Alexander Glasunow, Programmheftnotiz

Alexander Glasunow
der als Wunderkind und Schüler von Rimskij-Korssakow und Balakirew begann, war ab 1905 als Direktor des Petersburger Konservatoriums zur Zarenzeit wie auch nach der Revolution hochgeehrt und im Westen allerdings recht bald nach seinem Tode vergessen und als unzeitgemäß geschmäht. Sein Schüler Schostakowitsch nannte ihn einmal ein "träges altes Nilpferd". Ein zu Unrecht unbekanntes Werk ist Alexander Glasunows erste Klaviersonate. In diesem dreisätzigen ausladenden Werk verbindet Glasunow meisterhaft die strenge Sonatenform und pianistische Technik mit der schillernden Atmosphäre und dem ornamentartig-jugendstilhaften Genre der Jahrhundertwendezeit.

Im Repertoire von Martin Münch findet sich neben der 1. Sonate auch das 2. Klavierkonzert von Glasunow, Präludium und Fuge d-moll und diverse Konzertwalzer und Präludien.

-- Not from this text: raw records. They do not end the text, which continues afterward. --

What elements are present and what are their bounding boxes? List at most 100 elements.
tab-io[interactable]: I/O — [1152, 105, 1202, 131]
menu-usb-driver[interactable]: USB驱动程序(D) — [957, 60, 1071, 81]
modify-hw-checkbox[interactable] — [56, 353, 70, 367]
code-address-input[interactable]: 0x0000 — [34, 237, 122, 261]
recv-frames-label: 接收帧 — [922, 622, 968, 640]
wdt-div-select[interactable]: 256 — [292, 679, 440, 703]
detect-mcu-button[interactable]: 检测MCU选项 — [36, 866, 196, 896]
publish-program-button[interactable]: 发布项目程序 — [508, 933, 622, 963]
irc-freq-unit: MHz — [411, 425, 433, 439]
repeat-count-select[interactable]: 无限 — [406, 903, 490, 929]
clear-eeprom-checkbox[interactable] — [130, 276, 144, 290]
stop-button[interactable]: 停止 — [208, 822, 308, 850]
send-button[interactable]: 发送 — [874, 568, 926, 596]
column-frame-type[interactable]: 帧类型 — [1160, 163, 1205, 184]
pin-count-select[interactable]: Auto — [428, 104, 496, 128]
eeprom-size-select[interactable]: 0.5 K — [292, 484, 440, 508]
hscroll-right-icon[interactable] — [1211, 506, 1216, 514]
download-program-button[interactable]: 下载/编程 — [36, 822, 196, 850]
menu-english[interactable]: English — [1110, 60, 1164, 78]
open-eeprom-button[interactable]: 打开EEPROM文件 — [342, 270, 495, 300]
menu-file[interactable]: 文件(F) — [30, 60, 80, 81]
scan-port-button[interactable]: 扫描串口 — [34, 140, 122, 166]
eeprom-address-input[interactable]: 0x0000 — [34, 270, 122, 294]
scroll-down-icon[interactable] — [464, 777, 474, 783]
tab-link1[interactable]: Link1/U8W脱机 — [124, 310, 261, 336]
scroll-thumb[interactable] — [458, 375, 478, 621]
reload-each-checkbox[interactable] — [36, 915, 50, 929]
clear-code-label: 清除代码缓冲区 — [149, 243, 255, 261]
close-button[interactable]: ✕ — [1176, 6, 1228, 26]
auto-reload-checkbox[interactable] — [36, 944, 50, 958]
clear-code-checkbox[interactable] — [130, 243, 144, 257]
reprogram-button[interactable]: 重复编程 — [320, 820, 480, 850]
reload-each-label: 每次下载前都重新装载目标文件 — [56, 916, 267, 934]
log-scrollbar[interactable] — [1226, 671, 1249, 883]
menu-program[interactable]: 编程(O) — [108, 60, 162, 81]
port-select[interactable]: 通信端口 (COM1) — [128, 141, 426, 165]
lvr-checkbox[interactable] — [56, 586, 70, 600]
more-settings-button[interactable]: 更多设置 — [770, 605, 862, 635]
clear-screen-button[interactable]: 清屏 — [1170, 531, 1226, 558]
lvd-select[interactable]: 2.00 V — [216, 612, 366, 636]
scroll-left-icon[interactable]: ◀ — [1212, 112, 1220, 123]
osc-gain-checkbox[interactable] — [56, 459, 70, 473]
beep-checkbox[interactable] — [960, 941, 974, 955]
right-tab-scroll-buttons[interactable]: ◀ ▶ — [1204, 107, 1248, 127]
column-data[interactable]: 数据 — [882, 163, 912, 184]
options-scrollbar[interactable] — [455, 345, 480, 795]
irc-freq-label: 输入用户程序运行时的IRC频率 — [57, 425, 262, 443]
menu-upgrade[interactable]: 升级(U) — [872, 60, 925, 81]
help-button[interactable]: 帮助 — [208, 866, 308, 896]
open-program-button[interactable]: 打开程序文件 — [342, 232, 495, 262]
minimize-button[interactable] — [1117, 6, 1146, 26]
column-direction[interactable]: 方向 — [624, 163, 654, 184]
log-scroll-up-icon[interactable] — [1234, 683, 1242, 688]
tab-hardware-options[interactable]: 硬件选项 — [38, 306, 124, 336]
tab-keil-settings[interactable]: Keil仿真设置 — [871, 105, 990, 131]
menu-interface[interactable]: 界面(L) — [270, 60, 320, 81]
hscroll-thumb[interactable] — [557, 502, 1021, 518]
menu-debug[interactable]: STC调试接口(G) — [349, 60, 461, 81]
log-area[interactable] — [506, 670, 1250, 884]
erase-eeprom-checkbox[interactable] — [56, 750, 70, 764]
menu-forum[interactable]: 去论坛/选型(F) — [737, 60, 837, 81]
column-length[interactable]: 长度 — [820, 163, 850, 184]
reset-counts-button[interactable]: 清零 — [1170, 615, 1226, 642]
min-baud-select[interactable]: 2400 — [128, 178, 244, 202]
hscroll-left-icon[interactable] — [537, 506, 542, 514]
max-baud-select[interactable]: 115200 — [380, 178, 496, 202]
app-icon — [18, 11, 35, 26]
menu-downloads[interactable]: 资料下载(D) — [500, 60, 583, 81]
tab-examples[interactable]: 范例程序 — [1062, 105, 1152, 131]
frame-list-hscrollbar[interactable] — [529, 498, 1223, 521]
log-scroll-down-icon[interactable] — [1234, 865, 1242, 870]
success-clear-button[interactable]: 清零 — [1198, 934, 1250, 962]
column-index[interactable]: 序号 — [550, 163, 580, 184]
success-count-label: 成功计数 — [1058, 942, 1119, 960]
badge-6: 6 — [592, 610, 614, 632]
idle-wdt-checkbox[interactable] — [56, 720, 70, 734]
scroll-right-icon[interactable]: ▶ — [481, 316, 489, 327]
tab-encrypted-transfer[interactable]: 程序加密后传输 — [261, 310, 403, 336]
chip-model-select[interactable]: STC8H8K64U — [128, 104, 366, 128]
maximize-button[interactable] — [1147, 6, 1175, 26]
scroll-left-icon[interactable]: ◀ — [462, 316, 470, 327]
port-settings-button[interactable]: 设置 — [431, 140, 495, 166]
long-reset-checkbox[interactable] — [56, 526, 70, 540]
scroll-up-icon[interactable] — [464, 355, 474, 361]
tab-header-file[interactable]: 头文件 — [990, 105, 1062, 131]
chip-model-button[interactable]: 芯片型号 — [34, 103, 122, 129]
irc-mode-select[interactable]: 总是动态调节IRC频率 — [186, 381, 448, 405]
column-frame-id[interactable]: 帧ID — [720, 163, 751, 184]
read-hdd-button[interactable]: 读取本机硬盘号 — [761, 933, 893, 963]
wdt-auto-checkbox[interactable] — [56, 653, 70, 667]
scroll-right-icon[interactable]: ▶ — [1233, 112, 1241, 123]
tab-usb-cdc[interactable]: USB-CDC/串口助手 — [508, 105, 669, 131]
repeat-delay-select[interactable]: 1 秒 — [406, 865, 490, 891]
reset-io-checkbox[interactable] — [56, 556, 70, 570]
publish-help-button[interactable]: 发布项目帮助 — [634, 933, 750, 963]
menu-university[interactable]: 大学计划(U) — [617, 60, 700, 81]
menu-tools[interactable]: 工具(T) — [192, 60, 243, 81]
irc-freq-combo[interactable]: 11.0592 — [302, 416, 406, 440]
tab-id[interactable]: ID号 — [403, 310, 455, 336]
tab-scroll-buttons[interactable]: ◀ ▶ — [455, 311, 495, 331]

Mikalojus K. Ciurlionis, Programmheftnotiz

Mikalojus Konstantinas Ciurlionis
(1875-1911) ist ein echtes Doppelgestirn der Kunst. Nach ersten internationalen Erfolgen als Komponist studierte er in Petersburg Kunst und avancierte in kurzer Zeit ebenfalls zu einem der wichtigsten und charakteristischsten Maler Litauens. Seine ab 1908 immer häufiger und stärker hervortretende schizophrene Erkrankung, an deren Folgen er schließlich starb, wird von Litauen noch immer verschwiegen. Dabei gilt er dennoch als zu Recht bedeutendster litauischer Komponist.

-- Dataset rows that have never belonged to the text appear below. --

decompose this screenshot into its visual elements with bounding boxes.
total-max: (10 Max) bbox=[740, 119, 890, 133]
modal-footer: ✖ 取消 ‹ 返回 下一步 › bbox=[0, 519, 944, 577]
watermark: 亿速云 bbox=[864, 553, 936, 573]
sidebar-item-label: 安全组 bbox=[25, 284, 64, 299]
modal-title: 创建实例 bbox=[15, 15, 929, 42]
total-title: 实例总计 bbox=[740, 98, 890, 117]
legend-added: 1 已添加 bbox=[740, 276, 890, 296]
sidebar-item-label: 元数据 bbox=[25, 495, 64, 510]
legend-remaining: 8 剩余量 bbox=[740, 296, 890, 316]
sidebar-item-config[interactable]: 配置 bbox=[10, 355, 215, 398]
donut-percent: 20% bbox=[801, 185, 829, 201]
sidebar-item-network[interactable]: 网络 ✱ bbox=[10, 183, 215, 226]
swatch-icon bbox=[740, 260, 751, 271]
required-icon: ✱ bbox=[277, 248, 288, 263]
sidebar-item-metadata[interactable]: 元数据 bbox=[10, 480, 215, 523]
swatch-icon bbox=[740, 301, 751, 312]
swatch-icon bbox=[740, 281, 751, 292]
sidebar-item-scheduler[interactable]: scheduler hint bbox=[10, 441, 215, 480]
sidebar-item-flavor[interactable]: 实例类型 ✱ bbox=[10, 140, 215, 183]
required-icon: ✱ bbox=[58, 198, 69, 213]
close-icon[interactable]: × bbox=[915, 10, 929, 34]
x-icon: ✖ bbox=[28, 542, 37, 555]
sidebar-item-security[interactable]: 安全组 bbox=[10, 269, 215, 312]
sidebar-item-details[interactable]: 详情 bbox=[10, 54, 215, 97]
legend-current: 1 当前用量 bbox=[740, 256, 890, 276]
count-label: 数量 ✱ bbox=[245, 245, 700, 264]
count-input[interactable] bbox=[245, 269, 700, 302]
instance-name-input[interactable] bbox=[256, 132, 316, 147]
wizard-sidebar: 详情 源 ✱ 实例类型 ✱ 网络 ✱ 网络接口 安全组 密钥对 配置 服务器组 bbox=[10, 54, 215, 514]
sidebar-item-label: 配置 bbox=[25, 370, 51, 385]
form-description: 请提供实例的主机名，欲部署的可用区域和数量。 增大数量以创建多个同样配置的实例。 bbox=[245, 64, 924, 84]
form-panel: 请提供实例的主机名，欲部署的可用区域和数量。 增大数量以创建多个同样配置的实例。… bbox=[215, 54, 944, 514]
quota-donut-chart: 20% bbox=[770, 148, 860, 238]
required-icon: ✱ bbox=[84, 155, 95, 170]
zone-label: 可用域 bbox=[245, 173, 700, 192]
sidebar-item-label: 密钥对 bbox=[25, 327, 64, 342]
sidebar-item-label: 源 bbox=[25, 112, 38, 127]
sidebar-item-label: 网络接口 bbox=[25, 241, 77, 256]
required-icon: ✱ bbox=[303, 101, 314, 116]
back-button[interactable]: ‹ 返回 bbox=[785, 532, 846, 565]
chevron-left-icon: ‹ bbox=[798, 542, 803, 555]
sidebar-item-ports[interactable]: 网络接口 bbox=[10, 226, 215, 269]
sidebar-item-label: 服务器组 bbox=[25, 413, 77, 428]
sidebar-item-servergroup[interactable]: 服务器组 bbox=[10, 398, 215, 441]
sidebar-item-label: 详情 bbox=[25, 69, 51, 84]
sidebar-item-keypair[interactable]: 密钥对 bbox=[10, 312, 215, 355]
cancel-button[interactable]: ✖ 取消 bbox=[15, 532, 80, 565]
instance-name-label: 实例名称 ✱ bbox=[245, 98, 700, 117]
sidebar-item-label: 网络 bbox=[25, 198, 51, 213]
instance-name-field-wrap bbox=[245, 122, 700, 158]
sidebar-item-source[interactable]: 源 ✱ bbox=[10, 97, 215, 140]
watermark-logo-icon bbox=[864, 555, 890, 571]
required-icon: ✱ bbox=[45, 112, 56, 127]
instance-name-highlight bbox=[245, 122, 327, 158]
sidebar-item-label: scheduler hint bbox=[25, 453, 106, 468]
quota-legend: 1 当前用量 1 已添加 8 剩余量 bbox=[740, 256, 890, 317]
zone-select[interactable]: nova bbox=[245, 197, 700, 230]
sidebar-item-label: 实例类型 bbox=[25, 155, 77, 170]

Im Repertoire von Martin Münch:
*Portraitkonzert mit Musik und Diaprojektion*
2 Préludes aus op. 11
3 Préludes op. 26
u.a.

Isaac Albéniz, Programmheftnotiz

Isaac Albéniz
(1860-1909) trat schon als 4- jähriges Wunderkind im Theater Barcelona auf. Mit 13 Jahren riß er von zuhause aus und schlug sich mit Konzerten bis nach Amerika durch. Mit 18 studierte er dann bei Liszt, mit 30 bei Dukas und ließ sich schließlich in Paris und London nieder. Bekannt wurde Albéniz vor allem durch seine zahlreichen Klavierstücke, die ihn zum - zusammen mit Manuel de Falla - bedeutendsten spanischen Komponisten gemacht haben.

Besonders beliebt sind seine beiden Suiten "Iberia" und "Española", die den spanischen Flair der Jahrhundertwende auf eindrucksvoll-virtuose Weise auch heute noch immer wieder neu auferstehen lassen. Dabei sind die 12 Stücke der Iberia-Suite durchaus als eine Art "musikalische Postkartensammlung" entstanden - hat Albéniz doch die andalusische Folklore nie musikwissenschaftlich genau genommen sondern vor allem der Atmosphäre und dem Flair nachgespürt. Die eröffnende "Evocation" ist die Anrufung und das Herbeibeschwören des Geistes der Musik. Das erste Stück des dritten Heftes "El Albaicín" hingegen beschreibt in diesem Sinne eindrucksvoll das Zigeunerviertel von Granada.

Einzelne der Stücke aus Iberia bilden in der Regel einen festen Bestandteil der Klavierabende von Martin Münch.